Free Spirits, from what is filtering through in early coverage, is a semi-autobiographical account of what it is like to go from cult favorites to internationally touring artists very quickly. The word fame appears frequently in descriptions of the album themes, but not in a way that implies gratitude or complaint so much as genuine bewilderment. These are two people who got famous and decided to make art about what that feels like from the inside, which is at least more interesting than either ignoring it or leaning into it narcissistically.

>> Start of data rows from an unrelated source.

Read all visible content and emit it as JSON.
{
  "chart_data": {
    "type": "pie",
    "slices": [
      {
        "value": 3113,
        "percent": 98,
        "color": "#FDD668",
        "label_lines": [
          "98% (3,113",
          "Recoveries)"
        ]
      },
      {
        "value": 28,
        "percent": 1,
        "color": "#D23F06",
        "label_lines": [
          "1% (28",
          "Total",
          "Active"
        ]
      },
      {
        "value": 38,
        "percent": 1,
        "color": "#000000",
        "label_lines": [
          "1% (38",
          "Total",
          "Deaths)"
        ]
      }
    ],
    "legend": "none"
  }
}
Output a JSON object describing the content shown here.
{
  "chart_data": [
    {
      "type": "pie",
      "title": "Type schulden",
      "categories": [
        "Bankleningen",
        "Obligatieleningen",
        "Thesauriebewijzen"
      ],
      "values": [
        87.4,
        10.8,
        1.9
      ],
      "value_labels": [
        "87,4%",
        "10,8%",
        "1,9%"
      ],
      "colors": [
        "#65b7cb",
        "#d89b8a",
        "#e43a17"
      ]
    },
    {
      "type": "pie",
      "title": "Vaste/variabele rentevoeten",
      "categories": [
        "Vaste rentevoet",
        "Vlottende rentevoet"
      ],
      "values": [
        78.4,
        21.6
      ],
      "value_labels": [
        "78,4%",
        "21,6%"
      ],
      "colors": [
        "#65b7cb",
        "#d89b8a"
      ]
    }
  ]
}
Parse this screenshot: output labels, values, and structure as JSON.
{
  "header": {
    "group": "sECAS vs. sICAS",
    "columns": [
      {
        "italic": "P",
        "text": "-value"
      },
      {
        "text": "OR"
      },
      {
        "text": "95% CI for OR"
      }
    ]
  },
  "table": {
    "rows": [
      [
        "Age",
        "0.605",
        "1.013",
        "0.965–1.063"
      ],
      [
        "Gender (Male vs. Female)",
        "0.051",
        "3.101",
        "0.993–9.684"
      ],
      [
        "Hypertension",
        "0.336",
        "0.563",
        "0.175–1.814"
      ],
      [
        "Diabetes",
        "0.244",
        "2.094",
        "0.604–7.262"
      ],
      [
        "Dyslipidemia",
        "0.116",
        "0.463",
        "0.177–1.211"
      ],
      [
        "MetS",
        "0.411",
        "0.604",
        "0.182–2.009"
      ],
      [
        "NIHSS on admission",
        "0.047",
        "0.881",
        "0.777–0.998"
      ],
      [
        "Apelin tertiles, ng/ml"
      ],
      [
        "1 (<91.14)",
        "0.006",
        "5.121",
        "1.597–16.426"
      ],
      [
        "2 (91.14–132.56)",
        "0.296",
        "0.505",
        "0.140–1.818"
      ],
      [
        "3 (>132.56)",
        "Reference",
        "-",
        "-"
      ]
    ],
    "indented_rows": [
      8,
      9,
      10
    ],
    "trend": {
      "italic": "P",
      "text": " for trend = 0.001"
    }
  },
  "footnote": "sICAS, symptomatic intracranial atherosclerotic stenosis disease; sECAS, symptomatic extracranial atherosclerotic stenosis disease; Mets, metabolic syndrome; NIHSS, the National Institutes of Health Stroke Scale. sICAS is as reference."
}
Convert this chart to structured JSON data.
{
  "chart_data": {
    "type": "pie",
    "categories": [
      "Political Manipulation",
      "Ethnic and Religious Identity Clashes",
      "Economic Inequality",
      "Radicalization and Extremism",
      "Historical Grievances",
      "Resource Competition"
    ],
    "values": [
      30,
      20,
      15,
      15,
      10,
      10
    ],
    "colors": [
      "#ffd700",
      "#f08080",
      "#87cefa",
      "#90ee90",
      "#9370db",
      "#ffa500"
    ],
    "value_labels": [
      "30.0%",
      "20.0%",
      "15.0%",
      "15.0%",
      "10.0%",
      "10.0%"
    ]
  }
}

The World Tour they have announced kicks off in Argentina in May and runs through North America, the UK, and Europe before circling back to Latin America in the fall. The Red Rocks date in late May will be a test of how well their energy translates to large outdoor venues. Based on everything so far, it probably translates just fine. They have the rare quality of seeming like they belong wherever they are standing, which turns out to be one of the most useful qualities an artist can have.

They are also just genuinely fun to follow, in the way that the best artists are. Not because they are controversy machines or because their personal lives are interesting, but because you never quite know what they are going to do next and the answer keeps being better than you expected.